The Colorado River District — also known as the Colorado River Water Conservation District — sent a letter to Scott J. Cameron, Acting Commissioner of the U.S. Bureau of Reclamation (BOR), on February 27, stating the District’s position on BOR’s Draft Environmental Impact Statement (DEIS) regarding post-2026 operational guidelines and strategies for Lake Powell and Lake Mead.
These two large reservoirs collect water from the Colorado River and its tributaries — including the San Juan River — and release the water to downstream users, generating hydroelectricity in the process. The upstream sources for these two reservoirs are in Colorado, Wyoming, New Mexico and Utah. The downstream users are California, Arizona and Nevada.
The letter to Acting Commissioner Cameron can be downloaded here.
On March 2, the Colorado River District posted a press release about their response to the DEIS, as follows:
Last week, the Colorado River District submitted comments and specific recommendations to the Bureau of Reclamation on the recently released Post-2026 Operational Guidelines and Strategies for Lake Powell and Lake Mead Draft Environmental Impact Statement (DEIS). In its comments, the River District calls for future operational decisions that reflect hydrologic realities, address Lower Basin overuse, and move the Colorado River System beyond constant crisis management.
“A core part of our mission is safeguarding, for all Coloradans, the waters of the Colorado River to which our state is entitled under the various laws, agreements and compacts that govern the river,” said Raquel Flinker, Director of Interstate and Regional Water Resources at the Colorado River District. “Our water users have adapted to the reality of variable hydrology. We are living with a river that has 20% less water and this trend is expected to continue. It is past time that our neighbors in the Lower Basin learn how to live within the means provided by the river.”

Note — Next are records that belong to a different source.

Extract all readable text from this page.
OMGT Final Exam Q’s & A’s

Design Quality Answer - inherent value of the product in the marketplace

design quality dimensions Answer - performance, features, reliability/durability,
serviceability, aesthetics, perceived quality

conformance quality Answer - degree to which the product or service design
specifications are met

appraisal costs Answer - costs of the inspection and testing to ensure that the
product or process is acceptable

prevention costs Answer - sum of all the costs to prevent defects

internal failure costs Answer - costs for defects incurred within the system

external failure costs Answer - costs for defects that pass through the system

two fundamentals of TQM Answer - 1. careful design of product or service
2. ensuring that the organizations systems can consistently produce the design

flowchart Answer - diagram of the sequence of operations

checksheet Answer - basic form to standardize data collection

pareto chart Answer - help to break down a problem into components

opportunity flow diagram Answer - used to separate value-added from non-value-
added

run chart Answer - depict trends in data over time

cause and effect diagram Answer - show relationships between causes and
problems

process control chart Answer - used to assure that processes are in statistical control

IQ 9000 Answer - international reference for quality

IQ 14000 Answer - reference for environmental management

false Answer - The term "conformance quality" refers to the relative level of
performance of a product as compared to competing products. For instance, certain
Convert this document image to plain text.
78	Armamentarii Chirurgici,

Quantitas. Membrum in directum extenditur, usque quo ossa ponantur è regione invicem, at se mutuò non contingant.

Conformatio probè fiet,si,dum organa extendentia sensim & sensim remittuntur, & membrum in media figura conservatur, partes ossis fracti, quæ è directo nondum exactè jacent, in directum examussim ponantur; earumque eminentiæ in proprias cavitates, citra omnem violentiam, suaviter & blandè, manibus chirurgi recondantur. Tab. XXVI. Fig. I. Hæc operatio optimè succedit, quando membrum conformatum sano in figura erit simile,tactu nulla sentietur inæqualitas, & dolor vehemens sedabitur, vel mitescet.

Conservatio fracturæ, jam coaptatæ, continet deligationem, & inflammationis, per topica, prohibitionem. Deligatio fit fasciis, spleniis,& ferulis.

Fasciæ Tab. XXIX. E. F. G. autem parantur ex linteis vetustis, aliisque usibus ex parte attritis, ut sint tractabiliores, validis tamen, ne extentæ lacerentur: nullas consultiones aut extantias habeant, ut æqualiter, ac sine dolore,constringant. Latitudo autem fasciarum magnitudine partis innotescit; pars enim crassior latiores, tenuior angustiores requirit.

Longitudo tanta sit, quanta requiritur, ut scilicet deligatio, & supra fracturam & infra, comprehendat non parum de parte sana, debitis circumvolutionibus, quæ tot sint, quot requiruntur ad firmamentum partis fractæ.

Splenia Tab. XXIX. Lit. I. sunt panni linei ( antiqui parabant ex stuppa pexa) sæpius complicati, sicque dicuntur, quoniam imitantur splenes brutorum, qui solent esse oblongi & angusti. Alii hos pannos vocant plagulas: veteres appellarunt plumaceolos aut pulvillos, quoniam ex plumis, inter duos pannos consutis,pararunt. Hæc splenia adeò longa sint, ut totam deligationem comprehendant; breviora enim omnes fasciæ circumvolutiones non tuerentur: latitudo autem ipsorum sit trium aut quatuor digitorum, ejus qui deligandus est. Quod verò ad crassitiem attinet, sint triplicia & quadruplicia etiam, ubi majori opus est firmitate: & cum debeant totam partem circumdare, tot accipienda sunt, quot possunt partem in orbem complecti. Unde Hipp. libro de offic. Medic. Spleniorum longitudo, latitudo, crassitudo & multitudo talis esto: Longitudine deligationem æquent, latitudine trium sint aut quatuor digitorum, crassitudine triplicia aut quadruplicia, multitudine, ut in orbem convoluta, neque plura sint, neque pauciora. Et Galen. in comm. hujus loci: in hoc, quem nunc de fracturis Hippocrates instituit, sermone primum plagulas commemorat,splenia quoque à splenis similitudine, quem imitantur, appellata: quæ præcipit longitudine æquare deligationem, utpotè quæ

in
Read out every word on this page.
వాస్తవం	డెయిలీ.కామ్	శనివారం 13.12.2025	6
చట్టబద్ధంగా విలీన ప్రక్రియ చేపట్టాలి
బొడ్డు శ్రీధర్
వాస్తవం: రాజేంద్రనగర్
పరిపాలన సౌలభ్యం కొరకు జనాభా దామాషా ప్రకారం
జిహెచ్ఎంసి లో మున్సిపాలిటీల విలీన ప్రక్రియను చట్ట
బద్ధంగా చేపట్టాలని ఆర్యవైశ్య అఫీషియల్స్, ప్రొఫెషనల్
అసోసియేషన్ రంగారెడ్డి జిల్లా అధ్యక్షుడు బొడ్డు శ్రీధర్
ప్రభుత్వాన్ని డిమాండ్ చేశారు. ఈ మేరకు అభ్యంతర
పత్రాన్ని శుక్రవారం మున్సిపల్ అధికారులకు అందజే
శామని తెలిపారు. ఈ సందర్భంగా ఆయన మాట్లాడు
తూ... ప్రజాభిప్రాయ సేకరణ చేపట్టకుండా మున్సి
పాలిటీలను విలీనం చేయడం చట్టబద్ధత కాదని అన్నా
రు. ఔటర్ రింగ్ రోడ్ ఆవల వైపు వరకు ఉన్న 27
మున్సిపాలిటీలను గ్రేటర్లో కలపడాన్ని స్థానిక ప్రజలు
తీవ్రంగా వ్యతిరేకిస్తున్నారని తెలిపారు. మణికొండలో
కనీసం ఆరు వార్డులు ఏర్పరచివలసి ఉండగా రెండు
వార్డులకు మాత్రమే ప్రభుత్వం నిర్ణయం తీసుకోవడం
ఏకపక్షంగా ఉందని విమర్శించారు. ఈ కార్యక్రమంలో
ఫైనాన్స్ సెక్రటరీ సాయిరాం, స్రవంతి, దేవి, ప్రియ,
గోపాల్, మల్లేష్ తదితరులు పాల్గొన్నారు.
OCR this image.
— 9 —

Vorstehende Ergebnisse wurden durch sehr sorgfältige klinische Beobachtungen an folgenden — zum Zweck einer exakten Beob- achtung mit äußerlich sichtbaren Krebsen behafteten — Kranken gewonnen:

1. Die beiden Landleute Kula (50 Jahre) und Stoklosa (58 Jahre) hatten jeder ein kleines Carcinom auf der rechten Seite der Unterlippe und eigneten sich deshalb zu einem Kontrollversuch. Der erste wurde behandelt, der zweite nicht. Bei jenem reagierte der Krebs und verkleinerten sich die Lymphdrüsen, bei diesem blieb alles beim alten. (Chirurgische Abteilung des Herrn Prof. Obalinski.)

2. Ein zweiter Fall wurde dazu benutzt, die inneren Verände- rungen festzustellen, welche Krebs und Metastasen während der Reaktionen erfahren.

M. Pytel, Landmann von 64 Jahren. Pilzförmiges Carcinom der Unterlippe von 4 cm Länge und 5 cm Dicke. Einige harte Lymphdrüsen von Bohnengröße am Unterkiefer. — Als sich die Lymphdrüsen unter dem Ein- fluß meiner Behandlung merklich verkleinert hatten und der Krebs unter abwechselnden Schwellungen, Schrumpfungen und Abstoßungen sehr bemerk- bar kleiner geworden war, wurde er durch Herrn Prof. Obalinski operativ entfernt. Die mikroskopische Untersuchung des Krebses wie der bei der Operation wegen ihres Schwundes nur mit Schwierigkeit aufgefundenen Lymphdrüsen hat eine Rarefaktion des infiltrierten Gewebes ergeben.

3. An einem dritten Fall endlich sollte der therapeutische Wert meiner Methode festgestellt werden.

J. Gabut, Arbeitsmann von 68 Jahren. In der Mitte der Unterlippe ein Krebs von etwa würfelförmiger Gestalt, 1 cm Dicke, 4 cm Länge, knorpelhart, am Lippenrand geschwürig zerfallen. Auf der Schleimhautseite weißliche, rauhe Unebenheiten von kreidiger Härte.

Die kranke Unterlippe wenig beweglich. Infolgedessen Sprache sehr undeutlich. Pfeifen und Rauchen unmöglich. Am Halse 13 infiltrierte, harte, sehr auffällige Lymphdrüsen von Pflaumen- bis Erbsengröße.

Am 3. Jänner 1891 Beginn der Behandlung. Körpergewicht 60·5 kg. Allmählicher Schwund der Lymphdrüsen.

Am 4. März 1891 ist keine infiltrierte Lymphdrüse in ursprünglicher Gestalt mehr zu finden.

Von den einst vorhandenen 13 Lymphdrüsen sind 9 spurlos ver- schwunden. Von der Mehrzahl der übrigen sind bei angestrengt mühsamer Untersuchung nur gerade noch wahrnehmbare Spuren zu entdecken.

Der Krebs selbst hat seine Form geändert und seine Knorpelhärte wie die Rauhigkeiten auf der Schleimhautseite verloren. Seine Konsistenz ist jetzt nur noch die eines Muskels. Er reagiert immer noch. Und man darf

“What is very clear in these proposals is that we still have a basic math problem,” said Colorado River District General Manager Andy Mueller. “Every year, around 1.5 million acre feet of Colorado River water disappears due to evaporation and transit loss in the Lower Basin, yet this amount is unaccounted for in the Bureau’s water deliveries. If we want to move out of crisis response mode, every proposal must begin by reducing consumptive use in the Lower Basin by this amount every single year before discussing shortages. If we had fixed the math to align with the laws of nature twenty-five years ago, we would have almost 30-million-acre feet of storage still available in the system today.”
The River District’s letter includes 13 specific recommendations organized around several key themes. First, it calls for post-2026 operations that align demand with available supply and put hydrologic reality, not predictability for the Lower Basin, at the center of decision-making. The River District urges Reclamation to evaluate alternatives that perform under critically dry hydrology, provide a fair, transparent analysis of actions and impacts, and clearly disclose Upper Basin shortage risks in the main body of the analysis.
The letter also stresses that Lower Basin use must be reduced by roughly 1.5 million acre-feet at all times, defined as system losses rather than “shortage,” and that Upper Basin conservation assumptions and scale must be re-evaluated. In addition, the River District calls for clear, durable guidelines and definitions, including fully defining and analyzing “gap water” and “additional Upper Basin actions,” and for CRSP initial unit water to remain in Lake Powell. Finally, it raises Law of the River concerns, including that inter-basin transactions must not be allowed.
The River District’s full comment letter is available here.
Reclamation formally published the DEIS on January 16, 2026, opening a 45-day public comment period. The Bureau of Reclamation must consider public feedback when developing a preferred alternative for management of the system, and the basin states will continue their negotiations alongside this process with the hope of reaching a seven-state consensus.
The current guidelines expire at the end of September 2026.